宿に戻ると早速水晶を鑑定してもらうことにすることにしてギルドへと向かったのである。
「あのぉ……」
受付嬢に話しかけると笑顔で対応してくれたので事情を説明して水晶を見せることにしたのだった。すると受付嬢は少し驚いた様子を見せたもののすぐに冷静になり丁寧に対応してくれたのだ……そして数分後には結果が出たようで一枚の紙を差し出してきたのである。その内容を確認するとどうやらこれは魔石の一種らしいことがわかったようだ。しかもかなり貴重なものらしくかなりの高額になるものらしい。それを聞いた途端エレナの目が光ったのを俺は見逃さなかった。
「それでこの魔石はどこで手に入れたんですか?」
受付嬢が興味津々といった様子で聞いてくる。俺は正直に説明するわけにもいかず誤魔化すことにしたのだった。
「えっと……それは秘密ということでお願いします……」
俺がそう言うと納得してくれたようでそれ以上追求されることはなかったためホッと胸を撫で下ろすことになるのだった。そしてとりあえず用も済んだので宿に戻ることにしてその場を後にしたのである……それから数日は特に変わった出来事もなく平穏な日々が続いたのだがそんなある日のこと、ジェーンが少し気になることがあると言ったので詳しく聞いてみることにしたのだ。
「実は最近誰かに見られている気がするんです……」
ジェーンは深刻そうな表情を浮かべながら話し始める。
「どんな風に見られているの?」
エレナが聞くと彼女はしばらく考え込んだ後でこう答えたのだった……
「それがよくわからないんですよ、ただなんとなく嫌な感じがするというか……」
「そうか……じゃあしばらくは単独行動は控えた方がいいかもしれないな」
俺が言うと彼女も同意してくれたようで素直に頷いてくれたので一安心することができたのである。しかし、泉の件がある以上うかうかしてはいられない。

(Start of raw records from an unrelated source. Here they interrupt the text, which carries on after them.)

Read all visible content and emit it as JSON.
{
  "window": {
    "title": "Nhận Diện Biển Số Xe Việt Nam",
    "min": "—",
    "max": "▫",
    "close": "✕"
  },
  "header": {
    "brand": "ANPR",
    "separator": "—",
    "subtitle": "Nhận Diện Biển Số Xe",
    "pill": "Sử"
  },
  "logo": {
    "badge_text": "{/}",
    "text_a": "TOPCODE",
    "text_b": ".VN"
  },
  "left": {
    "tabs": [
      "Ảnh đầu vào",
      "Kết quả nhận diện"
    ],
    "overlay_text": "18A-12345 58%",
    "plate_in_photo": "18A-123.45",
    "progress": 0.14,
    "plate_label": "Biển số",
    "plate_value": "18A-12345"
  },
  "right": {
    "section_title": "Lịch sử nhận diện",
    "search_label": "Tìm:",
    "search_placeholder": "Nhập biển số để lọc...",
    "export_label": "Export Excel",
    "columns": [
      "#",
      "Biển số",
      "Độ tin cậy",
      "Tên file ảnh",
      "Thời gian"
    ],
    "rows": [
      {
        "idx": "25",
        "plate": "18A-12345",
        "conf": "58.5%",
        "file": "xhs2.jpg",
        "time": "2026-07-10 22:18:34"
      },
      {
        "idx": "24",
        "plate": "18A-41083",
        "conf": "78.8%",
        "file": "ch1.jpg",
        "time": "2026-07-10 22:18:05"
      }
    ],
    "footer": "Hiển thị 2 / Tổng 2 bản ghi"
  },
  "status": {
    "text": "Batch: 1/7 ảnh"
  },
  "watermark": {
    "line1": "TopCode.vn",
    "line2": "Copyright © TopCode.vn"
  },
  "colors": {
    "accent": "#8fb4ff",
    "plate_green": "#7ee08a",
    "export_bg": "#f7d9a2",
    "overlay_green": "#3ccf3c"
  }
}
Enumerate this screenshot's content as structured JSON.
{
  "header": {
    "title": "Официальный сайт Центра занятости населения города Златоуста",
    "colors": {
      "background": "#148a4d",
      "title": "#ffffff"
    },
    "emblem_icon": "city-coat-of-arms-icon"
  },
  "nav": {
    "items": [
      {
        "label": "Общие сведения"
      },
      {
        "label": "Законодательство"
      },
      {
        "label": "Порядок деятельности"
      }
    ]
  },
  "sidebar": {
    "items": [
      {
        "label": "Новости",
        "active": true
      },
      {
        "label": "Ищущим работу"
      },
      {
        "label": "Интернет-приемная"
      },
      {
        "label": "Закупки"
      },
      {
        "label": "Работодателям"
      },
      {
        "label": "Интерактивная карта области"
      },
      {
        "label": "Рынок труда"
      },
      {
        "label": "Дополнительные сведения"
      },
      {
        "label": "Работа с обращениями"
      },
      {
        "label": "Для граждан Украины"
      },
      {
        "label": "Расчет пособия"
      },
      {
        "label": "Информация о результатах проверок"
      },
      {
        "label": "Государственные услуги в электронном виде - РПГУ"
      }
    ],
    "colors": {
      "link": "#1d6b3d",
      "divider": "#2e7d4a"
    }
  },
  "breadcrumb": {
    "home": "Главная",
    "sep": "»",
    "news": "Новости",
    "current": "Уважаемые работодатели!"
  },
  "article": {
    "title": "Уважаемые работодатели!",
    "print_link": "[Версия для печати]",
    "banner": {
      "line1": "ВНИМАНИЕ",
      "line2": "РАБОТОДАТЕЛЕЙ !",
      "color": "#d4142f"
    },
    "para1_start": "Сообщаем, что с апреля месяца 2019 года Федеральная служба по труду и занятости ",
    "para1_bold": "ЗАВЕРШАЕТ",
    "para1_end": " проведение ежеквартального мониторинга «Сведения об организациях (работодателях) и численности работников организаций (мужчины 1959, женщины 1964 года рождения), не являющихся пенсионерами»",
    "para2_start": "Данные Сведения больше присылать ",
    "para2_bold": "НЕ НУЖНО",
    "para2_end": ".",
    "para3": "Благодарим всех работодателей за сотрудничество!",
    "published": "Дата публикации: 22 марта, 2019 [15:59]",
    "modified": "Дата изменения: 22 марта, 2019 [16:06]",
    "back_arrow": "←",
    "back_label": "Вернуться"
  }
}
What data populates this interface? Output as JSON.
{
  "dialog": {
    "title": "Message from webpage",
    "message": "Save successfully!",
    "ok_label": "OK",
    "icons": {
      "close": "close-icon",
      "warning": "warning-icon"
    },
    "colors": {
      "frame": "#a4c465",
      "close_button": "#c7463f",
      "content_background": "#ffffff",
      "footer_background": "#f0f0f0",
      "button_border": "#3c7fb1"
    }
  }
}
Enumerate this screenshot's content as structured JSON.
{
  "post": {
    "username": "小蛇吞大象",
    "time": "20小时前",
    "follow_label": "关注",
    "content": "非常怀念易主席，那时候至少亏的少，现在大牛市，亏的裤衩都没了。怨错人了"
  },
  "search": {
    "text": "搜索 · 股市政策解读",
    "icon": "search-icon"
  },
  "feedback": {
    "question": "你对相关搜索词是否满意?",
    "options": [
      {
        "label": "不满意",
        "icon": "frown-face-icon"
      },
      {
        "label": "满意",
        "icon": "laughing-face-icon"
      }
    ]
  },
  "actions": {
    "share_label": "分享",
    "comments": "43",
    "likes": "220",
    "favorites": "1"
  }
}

「とりあえず、明日また行ってみようと思うんだがいいか?」
俺が提案してみると二人とも賛成してくれたので早速準備をすることにしたのだった。
翌日になり準備を整えると街を出て森へと向かったのだ……昨日と同じように泉を目指すことにすると道中は特に変わった様子はなく普通に進むことができたのだが問題はやはり目的地に到着した後だろうと思っていると案の定魔物が現れたのである。しかもかなり強力な個体のようでエレナの魔法を受けてもビクともしないようだ。
「これはちょっとまずいな……」
俺が呟くように言うと彼女も同感だったのか頷いているのが見えた。
「リン、あれをやってみて」
それは練習していた真との連携技で、真が残した魔法を斬撃にのせるというものだ。なるほど確かにこれならなんとかなるかもしれないと思い俺は剣を構えると一気に斬りつけたのだった。するとやはり効果があったようで見事に真っ二つにすることができたのだ。そしてそのまま消滅していったのを見てホッと胸を撫で下ろすことになったのである。
「なんとかなったわね」
エレナも安心した様子だったので一安心といったところだろう。
その後は特に問題もなく泉に到着することができたのだがやはり何か違和感を感じてしまう自分がいた……それはジェーンも同じだったようで難しい顔をしているのが見えたため声をかけようとした。その時だった。
「二人とも待ってください」
エレナに止められてしまうのだった。
「何かあったの?」
俺が聞くと
「ええ、どうやら何かいるみたいなんです」
彼女は真剣な眼差しで答えたのである。そして次の瞬間その気配の正体が現れたのだった。それはなんと巨大なドラゴンだったのだ。しかも一体だけではなく何体もいるようで完全に囲まれてしまっているようだ。これは非常にまずい状況である。
「どうしますか……?」
ジェーンが不安そうに聞いてくるとエレナも考え込んでいる様子だったので俺が代わりに答えようとしたその時だった。
「神に選ばれし子よ」
ドラゴンが俺に語りかけてきたのであった。